I have an early-model (it has 2000 model brakes) 2001 Ford Explorer that demonstrates a noticeable (tactile and somewhat loud) clunk occasionally during turns.

  • It seems to be much more likely when the turns involve bumps or inclines/declines.
  • I can consistently reproduce the problem by pulling into my driveway at moderate speeds (a 90 degree left turn and a reasonable decline from street level)
  • I can consistently prevent the sound by slowing down and taking the turn much more gently.
  • I will have to check my records, but I believe I have had the U-joints replaced about six months ago, due to vibration at highway speeds which was fixed by the replacement.

What could be causing this clunk?

  • Is this a 2wd or 4wd model? Is it just a single "clunk" noise each time or does it does it multiple times with each occurrence?
    – Troggy
    Mar 27, 2011 at 8:33
  • @Troggy: 4WD. Single clunk.
    – Kevin L.
    Mar 27, 2011 at 20:56
  • At what point in the turn does the clunk happen? As you begin to turn the wheel? As you straighten back out? Somewhere in between? Mar 28, 2011 at 19:42
  • @William Cline: Definitely in between; the steering wheel doesn’t seem to be a factor, e.g.: If I’m doing a 90 degree turn, for much of the turn (after starting the turn but before straightening out) I’m holding the wheel in the same orientation. It is then when the clunks generally occur.
    – Kevin L.
    Mar 28, 2011 at 20:09

5 Answers 5


Upon examination it became immediately obvious what the issue was; the front passenger sway bar link had snapped off at the top, losing its head and both top bushings. The clunk was presumably caused by the remnants of the sway bar link (still attached to the lower control arm) impacting the sway bar during turns with bumps or inclines.

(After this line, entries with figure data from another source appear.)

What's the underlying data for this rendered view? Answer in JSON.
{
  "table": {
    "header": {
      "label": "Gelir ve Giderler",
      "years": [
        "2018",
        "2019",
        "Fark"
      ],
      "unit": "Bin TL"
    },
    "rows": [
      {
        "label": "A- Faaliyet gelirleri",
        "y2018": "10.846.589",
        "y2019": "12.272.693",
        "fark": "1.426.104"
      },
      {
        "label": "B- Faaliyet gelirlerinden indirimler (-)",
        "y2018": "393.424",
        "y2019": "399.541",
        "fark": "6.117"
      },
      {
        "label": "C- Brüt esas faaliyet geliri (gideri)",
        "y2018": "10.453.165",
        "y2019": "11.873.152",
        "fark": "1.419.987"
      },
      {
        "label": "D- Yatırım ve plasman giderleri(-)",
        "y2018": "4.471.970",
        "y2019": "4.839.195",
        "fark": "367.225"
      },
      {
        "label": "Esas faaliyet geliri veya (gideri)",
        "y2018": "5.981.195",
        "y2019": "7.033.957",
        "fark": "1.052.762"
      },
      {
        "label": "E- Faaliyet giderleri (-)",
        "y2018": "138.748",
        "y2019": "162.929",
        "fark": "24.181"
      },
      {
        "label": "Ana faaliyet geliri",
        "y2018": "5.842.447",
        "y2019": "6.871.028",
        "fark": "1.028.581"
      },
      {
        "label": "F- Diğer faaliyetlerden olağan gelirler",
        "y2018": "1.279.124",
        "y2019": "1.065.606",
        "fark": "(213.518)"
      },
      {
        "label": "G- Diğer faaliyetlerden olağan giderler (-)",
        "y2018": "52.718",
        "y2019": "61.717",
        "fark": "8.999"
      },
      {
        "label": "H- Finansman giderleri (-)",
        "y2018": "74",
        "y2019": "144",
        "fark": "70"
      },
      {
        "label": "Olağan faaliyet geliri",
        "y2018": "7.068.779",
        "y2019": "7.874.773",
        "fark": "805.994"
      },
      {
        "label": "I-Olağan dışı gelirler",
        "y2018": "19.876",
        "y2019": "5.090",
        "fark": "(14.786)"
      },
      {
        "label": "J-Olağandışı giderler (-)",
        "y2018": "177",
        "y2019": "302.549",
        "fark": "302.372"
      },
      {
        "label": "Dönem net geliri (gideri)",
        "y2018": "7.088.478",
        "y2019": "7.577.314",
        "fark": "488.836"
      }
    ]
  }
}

A replacement sway bar link solved the issue completely.


Other than what has been mentioned, the other part I would check out is your CV Axles. Check the boots at both ends for cracks or any grease leaking out. If they start leaking and lose the grease, they can start making continuous noise or show up when making turns.

If they have cracked, the grease can make a mess if it has been driven long on them.


Ball Joints.

The clunking you describe is symptom of them being worn out.

It's a known service item on Exploders. All ball joints wear/fail eventually, it just seems the Explorer goes through them quicker than others.


In a tight turn the steering knuckle is pushing on the steering stop and any vertical motion of the body could create a thumping or squeaking noise as the knuckle rubs against the stop.


Most of the time when you have a clunking sound when turning, it means one of two things.

  1. The power steering fluid is low.
  2. The alignment is out of whack.

Buy some power steering fluid and pour it into the correct spot. If the problem goes away, you're done. If it doesn't, check the alignment.